Three Overtimes in Four Games and Nobody’s Talking About Canadiens-Lightning

The Rangers are home watching playoffs like the rest of us. Might as well watch something worth seeing.

The Canadiens-Lightning series is tied 2-2, Game 5 tonight at 7 PM ET on ESPN2, and it has been quietly the best hockey of the first round. Three of the four games went to overtime. Three. That’s not a fluke — that’s two teams locked in a genuine knife fight, and Montreal’s young core is the reason it’s happening.

Start with Juraj Slafkovsky. Game 1, he scored a hat trick — all three on the power play — and then buried the OT winner at 1:22. The last Canadien to score three power-play goals in a single playoff game was playing before World War II. The 1933-34 Canadiens. That’s not a fun little trivia note. That’s a statement about how unusual this kid is.

Then Game 3: Lane Hutson — 21 years old, Calder Trophy winner, 78 points in the regular season — scores the overtime winner with a slap shot. A slap shot he admitted might have been his first of the entire season. The audacity of that. Hutson just decided the playoffs were a fine time to try a new move, and it went in at 2:09 of OT.
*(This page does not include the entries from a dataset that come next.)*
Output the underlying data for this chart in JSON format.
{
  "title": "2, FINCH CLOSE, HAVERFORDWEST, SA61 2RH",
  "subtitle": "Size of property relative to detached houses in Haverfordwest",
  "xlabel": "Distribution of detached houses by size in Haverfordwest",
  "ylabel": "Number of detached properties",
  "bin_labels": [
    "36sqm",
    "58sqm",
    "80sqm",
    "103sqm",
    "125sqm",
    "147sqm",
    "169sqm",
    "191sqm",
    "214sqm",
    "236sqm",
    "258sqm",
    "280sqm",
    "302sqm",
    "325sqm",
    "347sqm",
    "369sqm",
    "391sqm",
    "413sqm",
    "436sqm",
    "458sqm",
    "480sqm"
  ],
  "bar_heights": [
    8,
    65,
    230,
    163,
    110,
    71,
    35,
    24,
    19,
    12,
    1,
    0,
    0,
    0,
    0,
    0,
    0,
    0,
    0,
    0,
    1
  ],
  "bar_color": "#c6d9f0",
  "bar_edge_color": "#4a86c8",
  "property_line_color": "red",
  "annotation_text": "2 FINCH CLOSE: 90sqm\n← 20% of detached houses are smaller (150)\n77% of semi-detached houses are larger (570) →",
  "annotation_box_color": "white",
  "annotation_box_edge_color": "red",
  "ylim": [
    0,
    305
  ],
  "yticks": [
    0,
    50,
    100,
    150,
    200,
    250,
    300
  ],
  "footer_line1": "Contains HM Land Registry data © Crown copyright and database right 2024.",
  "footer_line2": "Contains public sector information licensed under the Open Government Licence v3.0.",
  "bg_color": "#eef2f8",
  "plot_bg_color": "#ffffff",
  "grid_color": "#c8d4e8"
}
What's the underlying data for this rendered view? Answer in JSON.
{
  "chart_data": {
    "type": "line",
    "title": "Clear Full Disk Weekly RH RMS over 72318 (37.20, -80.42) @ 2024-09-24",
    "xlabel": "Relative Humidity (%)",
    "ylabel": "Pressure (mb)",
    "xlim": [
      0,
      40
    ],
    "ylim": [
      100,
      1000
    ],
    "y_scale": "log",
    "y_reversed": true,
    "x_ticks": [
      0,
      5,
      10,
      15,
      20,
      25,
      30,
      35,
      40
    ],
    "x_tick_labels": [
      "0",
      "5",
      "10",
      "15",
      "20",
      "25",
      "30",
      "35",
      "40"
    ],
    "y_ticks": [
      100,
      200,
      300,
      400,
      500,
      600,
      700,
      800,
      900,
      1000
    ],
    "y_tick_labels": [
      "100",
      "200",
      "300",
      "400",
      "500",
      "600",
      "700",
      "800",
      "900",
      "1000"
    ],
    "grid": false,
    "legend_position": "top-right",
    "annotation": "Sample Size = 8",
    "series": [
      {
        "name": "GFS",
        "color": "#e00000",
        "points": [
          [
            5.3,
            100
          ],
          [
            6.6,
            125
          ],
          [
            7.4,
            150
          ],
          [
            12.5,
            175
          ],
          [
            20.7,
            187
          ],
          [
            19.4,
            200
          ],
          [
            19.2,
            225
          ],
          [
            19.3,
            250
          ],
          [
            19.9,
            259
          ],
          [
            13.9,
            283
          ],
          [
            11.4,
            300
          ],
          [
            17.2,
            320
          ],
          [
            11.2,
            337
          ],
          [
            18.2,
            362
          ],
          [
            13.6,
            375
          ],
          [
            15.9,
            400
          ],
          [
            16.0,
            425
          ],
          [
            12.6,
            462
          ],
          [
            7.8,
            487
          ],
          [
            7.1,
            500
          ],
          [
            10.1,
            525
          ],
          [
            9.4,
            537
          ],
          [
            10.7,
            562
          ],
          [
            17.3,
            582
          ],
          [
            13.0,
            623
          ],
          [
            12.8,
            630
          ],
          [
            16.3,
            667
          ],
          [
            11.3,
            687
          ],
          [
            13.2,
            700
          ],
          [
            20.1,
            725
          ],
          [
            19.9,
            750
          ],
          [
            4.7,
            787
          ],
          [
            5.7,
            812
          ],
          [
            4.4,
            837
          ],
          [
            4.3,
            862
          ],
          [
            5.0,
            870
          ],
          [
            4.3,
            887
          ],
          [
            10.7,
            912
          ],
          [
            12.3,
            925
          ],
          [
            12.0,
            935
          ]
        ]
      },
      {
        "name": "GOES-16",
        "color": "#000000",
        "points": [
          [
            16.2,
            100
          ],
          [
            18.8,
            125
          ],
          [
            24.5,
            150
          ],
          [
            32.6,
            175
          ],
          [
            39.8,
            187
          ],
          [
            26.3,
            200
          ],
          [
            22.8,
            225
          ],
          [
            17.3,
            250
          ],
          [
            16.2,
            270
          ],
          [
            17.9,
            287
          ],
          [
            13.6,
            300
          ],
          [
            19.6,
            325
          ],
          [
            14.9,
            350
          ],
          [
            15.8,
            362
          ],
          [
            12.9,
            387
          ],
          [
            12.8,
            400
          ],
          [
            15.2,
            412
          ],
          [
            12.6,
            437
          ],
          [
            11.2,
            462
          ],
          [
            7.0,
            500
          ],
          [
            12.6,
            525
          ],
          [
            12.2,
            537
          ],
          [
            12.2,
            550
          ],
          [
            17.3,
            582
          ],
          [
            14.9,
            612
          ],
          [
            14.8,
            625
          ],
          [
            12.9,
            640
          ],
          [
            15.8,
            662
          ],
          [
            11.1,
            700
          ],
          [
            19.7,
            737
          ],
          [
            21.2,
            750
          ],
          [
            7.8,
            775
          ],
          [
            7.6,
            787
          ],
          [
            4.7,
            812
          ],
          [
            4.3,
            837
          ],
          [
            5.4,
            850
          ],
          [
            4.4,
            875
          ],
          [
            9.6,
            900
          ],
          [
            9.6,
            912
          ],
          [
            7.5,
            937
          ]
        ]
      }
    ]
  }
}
Cole Caufield had 51 goals this regular season and he’s already at 1G-3A through four games, all on the power play. Tampa is getting carved up by a Montreal power play that shouldn’t be this dangerous yet. These kids aren’t waiting their turn.

Rangers fans have two concrete reasons to pay attention to this series.

First: Tampa Bay is exactly the kind of team the Rangers need to reckon with before they can go anywhere in the East. The Lightning eliminated New York in the 2022 Eastern Conference Finals and remain the conference gatekeeper archetype — experienced, structured, built to win rounds. Victor Hedman is out on personal leave, which is a significant storyline, and Brandon Hagel has six goals in four games keeping them afloat. Even shorthanded, they don’t fold.

Second: Montreal’s young core is a preview of what’s coming. Slafkovsky, Hutson, Caufield — these are names Rangers fans are going to hear for the next decade in the conference. Whether the Drury retool works or not, New York will eventually have to go through teams like this. Watching how Tampa tries to slow them down is actual scouting homework.

Yes, I realize we didn’t make the playoffs. Yes, it’s a weird feeling to be sitting here in late April with nothing at stake. That’s the situation. At least the hockey on TV is good.

Game 5. Tonight. Benchmark International Arena in Tampa. 7 PM. Watch it.